Today the House Permanent Select Committee on Intelligence released a report on the FBI’s investigation of James (“Tom”) Hodgkinson’s attempt to assassinate the Republican House members’ baseball team. You can read the report here. The Committee excoriates the FBI for mislabeling Hodgkinson’s firing of 70 rounds at Republican Congressmen an instance of “suicide by cop.”
That claim never made any sense. Hodgkinson lived in Illinois, and if his overriding objective had been suicide, he didn’t need to drive to Washington, D.C. They have cops in Illinois. He didn’t need to case out the park where the Republican baseball team practiced for two months before launching his attack. He didn’t need to fire 70 rounds, and he probably would have waited until there were uniformed officers present before opening fire.
I always assumed that the FBI didn’t fool anyone. Hodgkinson’s political motivation was obvious. He was a campaign volunteer for Bernie Sanders and belonged to a Facebook group called “Terminate the Republican Party.” (Group members hailed his assassination attempt, which gravely wounded Steve Scalise among others, with “one, two, three shots you’re out at the old ball game!!!”) He verified with a bystander that the team on the field were Republicans before opening fire. And the notes Hodgkinson carried, referring to six Republican Congressmen with their office addresses and physical descriptions, obviously reflect a political motive and not a mere suicidal intent:
The committee report offers a great deal of evidence for the fact that Hodgkinson’s act was politically motivated, including statements in Hodgkinson’s own handwriting that had not previously been made public. One item they don’t mention is that Hodgkinson wrote, at the bottom of one page, “Map of West Virginia Harpers Ferry.” This suggests that Hodgkinson saw himself as a modern-day John Brown.
That the FBI bungled the investigation is not really in dispute. In 2021, for reasons unknown, the Bureau, on its own initiative, released a statement to the effect that it had recategorized Hodgkinson’s attack as domestic terrorism. But why did the FBI try to cover up Hodgkinson’s purpose in its 2017 public statements? The House committee report released today does not try to answer that question. It points out that we don’t know whether the “suicide by cop” theory was developed by the investigators on the scene, or was handed down by the Bureau’s notoriously politicized leadership. But, in either case, why?
I will hazard a guess: while Hodgkinson’s actions were obviously extreme, his political ideology was not. Rather, he was a garden-variety, mainstream Democratic Party volunteer. These are some of his political musings:
A man realizes the political scene has changed drastically over the last 35 years and wants to show the people how to win back the power of the people.
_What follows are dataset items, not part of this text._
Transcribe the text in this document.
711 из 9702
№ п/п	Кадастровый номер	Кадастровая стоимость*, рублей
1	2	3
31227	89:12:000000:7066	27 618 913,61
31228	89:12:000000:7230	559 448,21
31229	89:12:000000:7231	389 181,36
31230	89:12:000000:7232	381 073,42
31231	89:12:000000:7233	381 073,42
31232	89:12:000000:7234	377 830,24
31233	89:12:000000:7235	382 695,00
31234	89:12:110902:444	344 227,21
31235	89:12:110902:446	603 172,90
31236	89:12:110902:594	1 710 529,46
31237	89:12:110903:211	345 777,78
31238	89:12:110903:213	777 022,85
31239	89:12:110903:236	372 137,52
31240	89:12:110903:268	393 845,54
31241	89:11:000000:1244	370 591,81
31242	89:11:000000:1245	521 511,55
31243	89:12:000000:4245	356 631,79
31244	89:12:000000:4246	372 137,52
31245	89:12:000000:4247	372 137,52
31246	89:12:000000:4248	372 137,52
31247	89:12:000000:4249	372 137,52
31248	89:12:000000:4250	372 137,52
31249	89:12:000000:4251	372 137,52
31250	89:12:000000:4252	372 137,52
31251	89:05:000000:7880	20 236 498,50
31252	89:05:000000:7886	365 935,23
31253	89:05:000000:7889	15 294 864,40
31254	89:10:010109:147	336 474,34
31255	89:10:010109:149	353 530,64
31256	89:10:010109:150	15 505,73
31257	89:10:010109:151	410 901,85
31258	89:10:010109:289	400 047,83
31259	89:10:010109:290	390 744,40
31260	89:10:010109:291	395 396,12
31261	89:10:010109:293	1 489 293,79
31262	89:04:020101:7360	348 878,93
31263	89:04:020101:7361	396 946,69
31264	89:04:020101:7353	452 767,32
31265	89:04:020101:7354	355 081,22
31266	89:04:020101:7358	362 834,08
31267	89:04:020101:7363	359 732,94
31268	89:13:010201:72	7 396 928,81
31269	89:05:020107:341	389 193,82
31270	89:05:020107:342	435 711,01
35 years = the Reagan administration.
Congress passed Citizens United which let the rich put unlimited amounts of money into the election process. The rich had taken over the Republican party.
***
They’re truly un-American Against the poor and middle class As long as the rich get richer They have done their task. These are the elected congressmen of the republican party We should treat them w/ the despicable hatred That they [stir] in us For this great country will never be good again Till they are all out of office.
***
How the Republican party has duped the under educated, the religious fanatics, the backwoods, the racists, and the gungho war mongers in to following them.
***
Must have a hero Fighting the big corp and billionaires Must take action to teach and convince Show how media are all part of the 1%.
This is how Hodgkinson’s wife described his thinking:
“After Donald Trump was elected president, Tom was very unhappy. He incessantly posted on social media criticizing Trump. He spent hours every day on his computer. Tom hated President Trump.”
“Bernie Sanders was Tom’s idol, and he hated Republicans. Tom said that he wanted to go to Washington DC to ‘talk about taxes.’”
What is striking about these political views is their banality. Every one of them is a typical Democratic Party talking point of the time. Hodgkinson was faithfully parroting what he heard his idol, Bernie Sanders, say, along with just about every other elected Democrat.
I suspect that this is what made the FBI uncomfortable. It was not some exotic, alien, extremist ideology that led James (“Tom”) Hodgkinson to try to murder the Republican baseball team. Rather, it was the familiar anti-Republican hyperbole of the Democratic Party. This may have struck a little too close to home for the Bureau to want to publicize.